Ele receitou-me antidepressivos, que é como quem diz, o suporte químico que remove nuvens mas que não as impede de voltar um dia. E esse facto é bastante importante.
 
Esperei uns tempos enquanto eles faziam efeito. Li muito, comecei a tentar meditar e a esforçar-me por contrariar as nuvens. Tentava sair à rua mesmo quando estava a chover. Tentei ver pessoas mesmo quando a escuridão não me deixava vê-las totalmente e me manipulava a visão que tinha delas. Tentei ler e ver vídeos sobre outras núvens, de outras pessoas. Tentei estudar bem as doenças da mente. A dada altura, percebi que era muito mais frequente do que eu achava. A dada altura, deixei de me sentir um ser estranho que vivia uma situação rara. Passei a ver-me como mais uma, no meio de uma multidão de gente que também vive a tentar remover núvens. E nesse momento, parei de culpar-me. Parei de me sentir inútil. Comecei a acreditar novamente em mim e nas minhas capacidades. Quis voltar a desafiar-me, a sair, a trabalhar. Quis voltar a sentir-me útil e a sentir prazer. Quis voltar a ser feliz. Quis ver o sol, para além das nuvens.
 
Quando acabou a prescrição do meu removedor de nuvens, no início de maio do ano seguinte, senti-me capaz de as remover sozinha, com a ajuda de tudo o que fui aprendendo.
 
A meditação foi essencial. Aprendi a viver no presente. Aprendi a ter auto-compaixão por mim. Aprendi a ser grata. Aprendi que os pensamentos e emoções são processos mentais e não podemos deixar que nos controlem, nós é que devemos controlá-los a eles.
 
O exercício também me ajudou muito, na medida em que me fazia soltar endorfinas do bem-estar. Também comecei a alimentar-me melhor e a não fazer dos doces consolações.
 
Li imenso sobre psicologia, sobre psiquiatria, sobre emoções, sobre bons hábitos e sobre felicidade. Li os ensinamentos de buda. Até livros de auto-ajuda eu li.
 
Aprendi a gostar de mim novamente e a ter ações positivas comigo. Aprendi a gostar de fazer o que anteriomente amava. Aprendi em ver muito para além do que as núvens mostravam. Aprendi a sentir-me útil outra vez.

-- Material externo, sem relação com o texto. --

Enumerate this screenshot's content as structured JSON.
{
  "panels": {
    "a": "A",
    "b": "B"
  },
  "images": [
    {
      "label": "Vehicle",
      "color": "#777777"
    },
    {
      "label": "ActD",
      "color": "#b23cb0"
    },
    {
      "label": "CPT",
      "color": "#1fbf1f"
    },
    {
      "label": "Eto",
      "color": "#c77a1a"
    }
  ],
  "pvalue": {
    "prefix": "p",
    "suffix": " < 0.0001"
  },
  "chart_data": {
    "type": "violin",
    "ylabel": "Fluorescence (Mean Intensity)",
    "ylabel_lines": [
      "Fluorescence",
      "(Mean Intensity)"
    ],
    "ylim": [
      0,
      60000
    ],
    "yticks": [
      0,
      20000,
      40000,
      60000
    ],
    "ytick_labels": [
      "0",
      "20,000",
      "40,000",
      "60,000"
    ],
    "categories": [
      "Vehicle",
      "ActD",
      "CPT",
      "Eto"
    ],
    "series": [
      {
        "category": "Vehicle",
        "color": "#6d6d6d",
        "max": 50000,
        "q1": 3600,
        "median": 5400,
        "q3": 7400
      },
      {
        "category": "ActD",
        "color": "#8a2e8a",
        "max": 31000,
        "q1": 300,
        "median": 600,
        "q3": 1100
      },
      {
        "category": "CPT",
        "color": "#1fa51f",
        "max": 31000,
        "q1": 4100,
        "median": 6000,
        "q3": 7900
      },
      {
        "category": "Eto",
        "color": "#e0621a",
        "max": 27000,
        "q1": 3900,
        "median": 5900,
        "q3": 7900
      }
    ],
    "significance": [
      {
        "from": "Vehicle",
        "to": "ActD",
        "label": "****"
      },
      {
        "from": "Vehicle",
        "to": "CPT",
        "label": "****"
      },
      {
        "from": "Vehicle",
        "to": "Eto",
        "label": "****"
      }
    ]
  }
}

E no entretanto, a cognição voltou e eu voltei a ser orgulhosa dela mas nunca orgulhosa o suficiente para parar de estudar e de querer saber algo novo todos os dias. Voltou a curiosidade, voltou o raciocínio, voltou a criatividade. A cada núvem que eu fazia desaparecer, voltava algo. 

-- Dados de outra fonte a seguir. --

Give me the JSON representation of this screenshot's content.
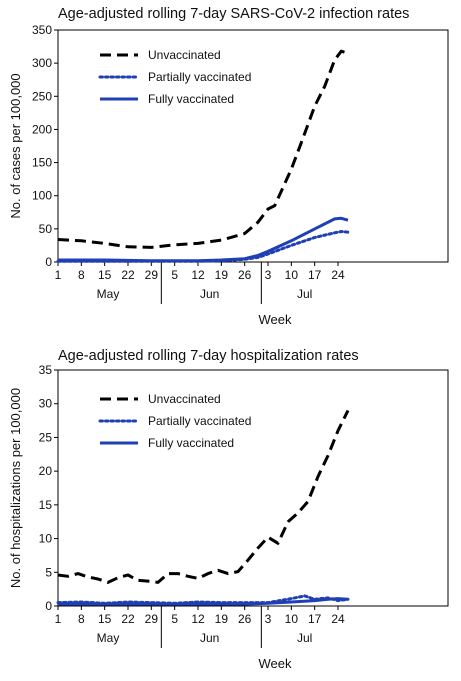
{
  "chart_data": [
    {
      "type": "line",
      "title": "Age-adjusted rolling 7-day SARS-CoV-2 infection rates",
      "xlabel": "Week",
      "ylabel": "No. of cases per 100,000",
      "ylim": [
        0,
        350
      ],
      "yticks": [
        0,
        50,
        100,
        150,
        200,
        250,
        300,
        350
      ],
      "xlim": [
        1,
        118
      ],
      "xtick_labels": [
        {
          "x": 1,
          "label": "1"
        },
        {
          "x": 8,
          "label": "8"
        },
        {
          "x": 15,
          "label": "15"
        },
        {
          "x": 22,
          "label": "22"
        },
        {
          "x": 29,
          "label": "29"
        },
        {
          "x": 36,
          "label": "5"
        },
        {
          "x": 43,
          "label": "12"
        },
        {
          "x": 50,
          "label": "19"
        },
        {
          "x": 57,
          "label": "26"
        },
        {
          "x": 64,
          "label": "3"
        },
        {
          "x": 71,
          "label": "10"
        },
        {
          "x": 78,
          "label": "17"
        },
        {
          "x": 85,
          "label": "24"
        }
      ],
      "months": [
        {
          "label": "May",
          "center": 16
        },
        {
          "label": "Jun",
          "center": 46.5
        },
        {
          "label": "Jul",
          "center": 75
        }
      ],
      "month_dividers": [
        32,
        62
      ],
      "legend_position": "top-left",
      "series": [
        {
          "name": "Unvaccinated",
          "color": "#000000",
          "style": "dashed",
          "x": [
            1,
            8,
            15,
            22,
            29,
            36,
            43,
            50,
            57,
            61,
            64,
            66,
            71,
            74,
            78,
            81,
            84,
            86,
            88
          ],
          "y": [
            34,
            32,
            28,
            23,
            22,
            26,
            28,
            33,
            43,
            60,
            80,
            85,
            140,
            180,
            235,
            265,
            305,
            318,
            315
          ]
        },
        {
          "name": "Partially vaccinated",
          "color": "#1f3fb4",
          "style": "dotted",
          "x": [
            1,
            15,
            29,
            43,
            50,
            57,
            61,
            64,
            71,
            78,
            84,
            86,
            88
          ],
          "y": [
            1,
            1,
            1,
            1,
            2,
            4,
            7,
            12,
            25,
            37,
            44,
            46,
            45
          ]
        },
        {
          "name": "Fully vaccinated",
          "color": "#1f3fb4",
          "style": "solid",
          "x": [
            1,
            15,
            29,
            43,
            50,
            57,
            61,
            64,
            71,
            78,
            84,
            86,
            88
          ],
          "y": [
            3,
            3,
            2,
            2,
            3,
            5,
            10,
            16,
            32,
            50,
            65,
            66,
            63
          ]
        }
      ]
    },
    {
      "type": "line",
      "title": "Age-adjusted rolling 7-day hospitalization rates",
      "xlabel": "Week",
      "ylabel": "No. of hospitalizations per 100,000",
      "ylim": [
        0,
        35
      ],
      "yticks": [
        0,
        5,
        10,
        15,
        20,
        25,
        30,
        35
      ],
      "xlim": [
        1,
        118
      ],
      "xtick_labels": [
        {
          "x": 1,
          "label": "1"
        },
        {
          "x": 8,
          "label": "8"
        },
        {
          "x": 15,
          "label": "15"
        },
        {
          "x": 22,
          "label": "22"
        },
        {
          "x": 29,
          "label": "29"
        },
        {
          "x": 36,
          "label": "5"
        },
        {
          "x": 43,
          "label": "12"
        },
        {
          "x": 50,
          "label": "19"
        },
        {
          "x": 57,
          "label": "26"
        },
        {
          "x": 64,
          "label": "3"
        },
        {
          "x": 71,
          "label": "10"
        },
        {
          "x": 78,
          "label": "17"
        },
        {
          "x": 85,
          "label": "24"
        }
      ],
      "months": [
        {
          "label": "May",
          "center": 16
        },
        {
          "label": "Jun",
          "center": 46.5
        },
        {
          "label": "Jul",
          "center": 75
        }
      ],
      "month_dividers": [
        32,
        62
      ],
      "legend_position": "top-left",
      "series": [
        {
          "name": "Unvaccinated",
          "color": "#000000",
          "style": "dashed",
          "x": [
            1,
            4,
            7,
            10,
            13,
            16,
            19,
            22,
            25,
            28,
            31,
            34,
            37,
            40,
            43,
            46,
            49,
            52,
            55,
            58,
            61,
            64,
            67,
            70,
            73,
            76,
            79,
            82,
            85,
            88
          ],
          "y": [
            4.6,
            4.4,
            4.8,
            4.3,
            4.0,
            3.5,
            4.2,
            4.6,
            3.8,
            3.7,
            3.5,
            4.8,
            4.8,
            4.4,
            4.1,
            4.8,
            5.3,
            4.8,
            5.1,
            6.8,
            8.6,
            10.2,
            9.3,
            12.5,
            13.8,
            15.5,
            19.2,
            22.3,
            26.0,
            29.0
          ]
        },
        {
          "name": "Partially vaccinated",
          "color": "#1f3fb4",
          "style": "dotted",
          "x": [
            1,
            8,
            15,
            22,
            29,
            36,
            43,
            50,
            57,
            64,
            71,
            75,
            78,
            82,
            85,
            88
          ],
          "y": [
            0.5,
            0.6,
            0.4,
            0.6,
            0.5,
            0.4,
            0.6,
            0.5,
            0.5,
            0.5,
            1.1,
            1.5,
            1.0,
            1.2,
            0.8,
            1.0
          ]
        },
        {
          "name": "Fully vaccinated",
          "color": "#1f3fb4",
          "style": "solid",
          "x": [
            1,
            15,
            29,
            43,
            57,
            64,
            71,
            78,
            82,
            85,
            88
          ],
          "y": [
            0.3,
            0.3,
            0.3,
            0.3,
            0.3,
            0.4,
            0.6,
            0.8,
            1.0,
            1.1,
            1.0
          ]
        }
      ]
    }
  ]
}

E o que se seguiu foram dois anos em processo. Dois anos de altos em baixos mas acima de tudo, dois anos em que aprendi a lidar com toda e qualquer nuvem que apareça sozinha.
 
Os anti-depressivos foram a personificação do removedor de nuvens. Mas nunca serão o que as impedirá de voltar. Esse trabalho, somos nós que temos que o fazer todos os dias, tendo ações positivas e deixando que as emoções e sentimentos igualmente positivos dominem, na nossa vida. Temos que arrumar em gavetas todas as núvens que eventualmente apareçam na hora. Temos que impedir que o céu volte a ficar novamente tão carregado e que a chuva nos molhe e tolde a razão.
 
E muitas vezes, é esta parte essencial que falha na maioria das pessoas e faz com que desenvolvam novamente uma depressão ou outra patologia psiquiátrica. Faz com que deixe que as nuvens voltem a dominar quando não estão sob o efeito de fármacos.
 
"Só vim dizer que eu tive aqui (Ye)
E que eu tentei ultrapassar o que eu vivi p'ra não ficar assim (Ye)
Não aceitar a história acaba só no fim
E sou eu quem escolhe o fim (Hey, hey, hey, hey, hey)

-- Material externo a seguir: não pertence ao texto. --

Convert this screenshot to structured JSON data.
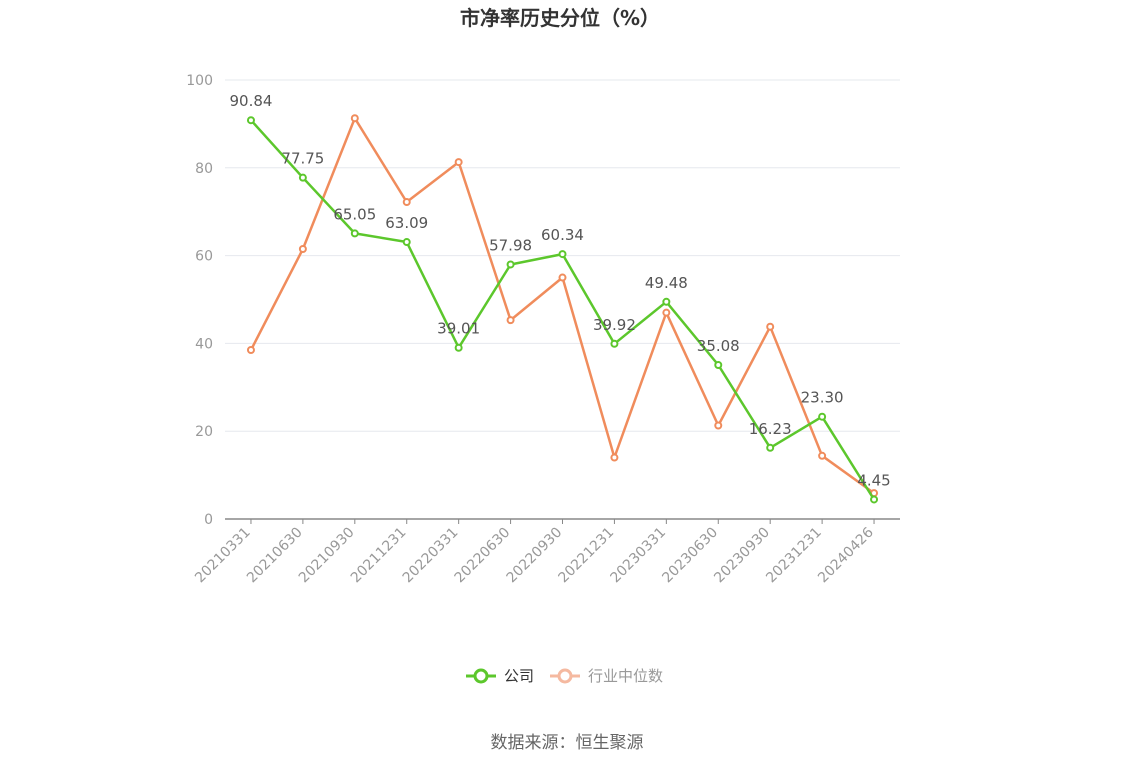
{
  "chart_data": {
    "type": "line",
    "title": "市净率历史分位（%）",
    "categories": [
      "20210331",
      "20210630",
      "20210930",
      "20211231",
      "20220331",
      "20220630",
      "20220930",
      "20221231",
      "20230331",
      "20230630",
      "20230930",
      "20231231",
      "20240426"
    ],
    "series": [
      {
        "name": "公司",
        "color": "#5cc72c",
        "values": [
          90.84,
          77.75,
          65.05,
          63.09,
          39.01,
          57.98,
          60.34,
          39.92,
          49.48,
          35.08,
          16.23,
          23.3,
          4.45
        ],
        "labels": [
          "90.84",
          "77.75",
          "65.05",
          "63.09",
          "39.01",
          "57.98",
          "60.34",
          "39.92",
          "49.48",
          "35.08",
          "16.23",
          "23.30",
          "4.45"
        ]
      },
      {
        "name": "行业中位数",
        "color": "#f08c5c",
        "legend_color": "#f5b9a0",
        "values": [
          38.5,
          61.5,
          91.3,
          72.2,
          81.3,
          45.3,
          55.0,
          14.0,
          47.0,
          21.3,
          43.8,
          14.4,
          5.9
        ]
      }
    ],
    "ylim": [
      0,
      100
    ],
    "yticks": [
      0,
      20,
      40,
      60,
      80,
      100
    ],
    "grid": true,
    "legend": "bottom-center",
    "source": "数据来源：恒生聚源"
  }
}
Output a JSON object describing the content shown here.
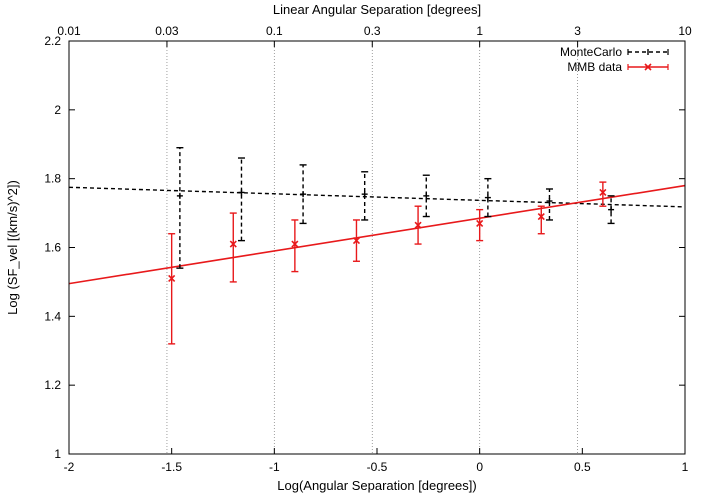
{
  "chart_data": {
    "type": "scatter",
    "title": "",
    "xlabel": "Log(Angular Separation [degrees])",
    "ylabel": "Log (SF_vel [(km/s)^2])",
    "x2label": "Linear Angular Separation [degrees]",
    "xlim": [
      -2,
      1
    ],
    "ylim": [
      1,
      2.2
    ],
    "x_ticks": [
      -2,
      -1.5,
      -1,
      -0.5,
      0,
      0.5,
      1
    ],
    "x_tick_labels": [
      "-2",
      "-1.5",
      "-1",
      "-0.5",
      "0",
      "0.5",
      "1"
    ],
    "y_ticks": [
      1,
      1.2,
      1.4,
      1.6,
      1.8,
      2,
      2.2
    ],
    "y_tick_labels": [
      "1",
      "1.2",
      "1.4",
      "1.6",
      "1.8",
      "2",
      "2.2"
    ],
    "x2_ticks": [
      -2,
      -1.523,
      -1,
      -0.523,
      0,
      0.477,
      1
    ],
    "x2_tick_labels": [
      "0.01",
      "0.03",
      "0.1",
      "0.3",
      "1",
      "3",
      "10"
    ],
    "grid": "vertical dotted lines at top-axis ticks",
    "legend_position": "top-right",
    "series": [
      {
        "name": "MonteCarlo",
        "color": "#000000",
        "style": "dashed errorbars",
        "marker": "plus",
        "points": [
          {
            "x": -1.46,
            "y": 1.75,
            "ylow": 1.54,
            "yhigh": 1.89
          },
          {
            "x": -1.16,
            "y": 1.76,
            "ylow": 1.62,
            "yhigh": 1.86
          },
          {
            "x": -0.86,
            "y": 1.755,
            "ylow": 1.67,
            "yhigh": 1.84
          },
          {
            "x": -0.56,
            "y": 1.755,
            "ylow": 1.68,
            "yhigh": 1.82
          },
          {
            "x": -0.26,
            "y": 1.75,
            "ylow": 1.69,
            "yhigh": 1.81
          },
          {
            "x": 0.04,
            "y": 1.745,
            "ylow": 1.69,
            "yhigh": 1.8
          },
          {
            "x": 0.34,
            "y": 1.735,
            "ylow": 1.68,
            "yhigh": 1.77
          },
          {
            "x": 0.64,
            "y": 1.71,
            "ylow": 1.67,
            "yhigh": 1.75
          }
        ],
        "fit": {
          "x": [
            -2,
            1
          ],
          "y": [
            1.775,
            1.718
          ],
          "style": "dashed"
        }
      },
      {
        "name": "MMB data",
        "color": "#e8191b",
        "style": "solid errorbars",
        "marker": "x",
        "points": [
          {
            "x": -1.5,
            "y": 1.51,
            "ylow": 1.32,
            "yhigh": 1.64
          },
          {
            "x": -1.2,
            "y": 1.61,
            "ylow": 1.5,
            "yhigh": 1.7
          },
          {
            "x": -0.9,
            "y": 1.61,
            "ylow": 1.53,
            "yhigh": 1.68
          },
          {
            "x": -0.6,
            "y": 1.62,
            "ylow": 1.56,
            "yhigh": 1.68
          },
          {
            "x": -0.3,
            "y": 1.665,
            "ylow": 1.61,
            "yhigh": 1.72
          },
          {
            "x": 0.0,
            "y": 1.67,
            "ylow": 1.62,
            "yhigh": 1.71
          },
          {
            "x": 0.3,
            "y": 1.69,
            "ylow": 1.64,
            "yhigh": 1.72
          },
          {
            "x": 0.6,
            "y": 1.76,
            "ylow": 1.72,
            "yhigh": 1.79
          }
        ],
        "fit": {
          "x": [
            -2,
            1
          ],
          "y": [
            1.495,
            1.78
          ],
          "style": "solid"
        }
      }
    ]
  }
}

E como aplausos não curam o coração
Vou ter primeiro sempre que 'tar dentro
Porque eu unicamente vou saber no fim se eu venci ou não"
 
Hoje em dia, sinto-me feliz e equilibrada. Sinto-me que mesmo que chova lá fora e esteja um dia cinzento, o sol continua a brilhar, por cima das nuvens. E eventualmente, amanhã estou melhor e o dia também será mais bonito. 
 
Sinto-me feliz por tentar passar esta mensagem todos os dias. Sinto-me útil e amada. Desculpa Slow J, eu sempre quis mudar o mundo e eu mudo!
 
Assumam as vossas nuvens, procurem ajuda e lutem para acabar com elas. 
Não deixem que elas vos façam esquecer que o sol continua a brilhar e que eventualmente, ele vai voltar a pairar na vossa vida.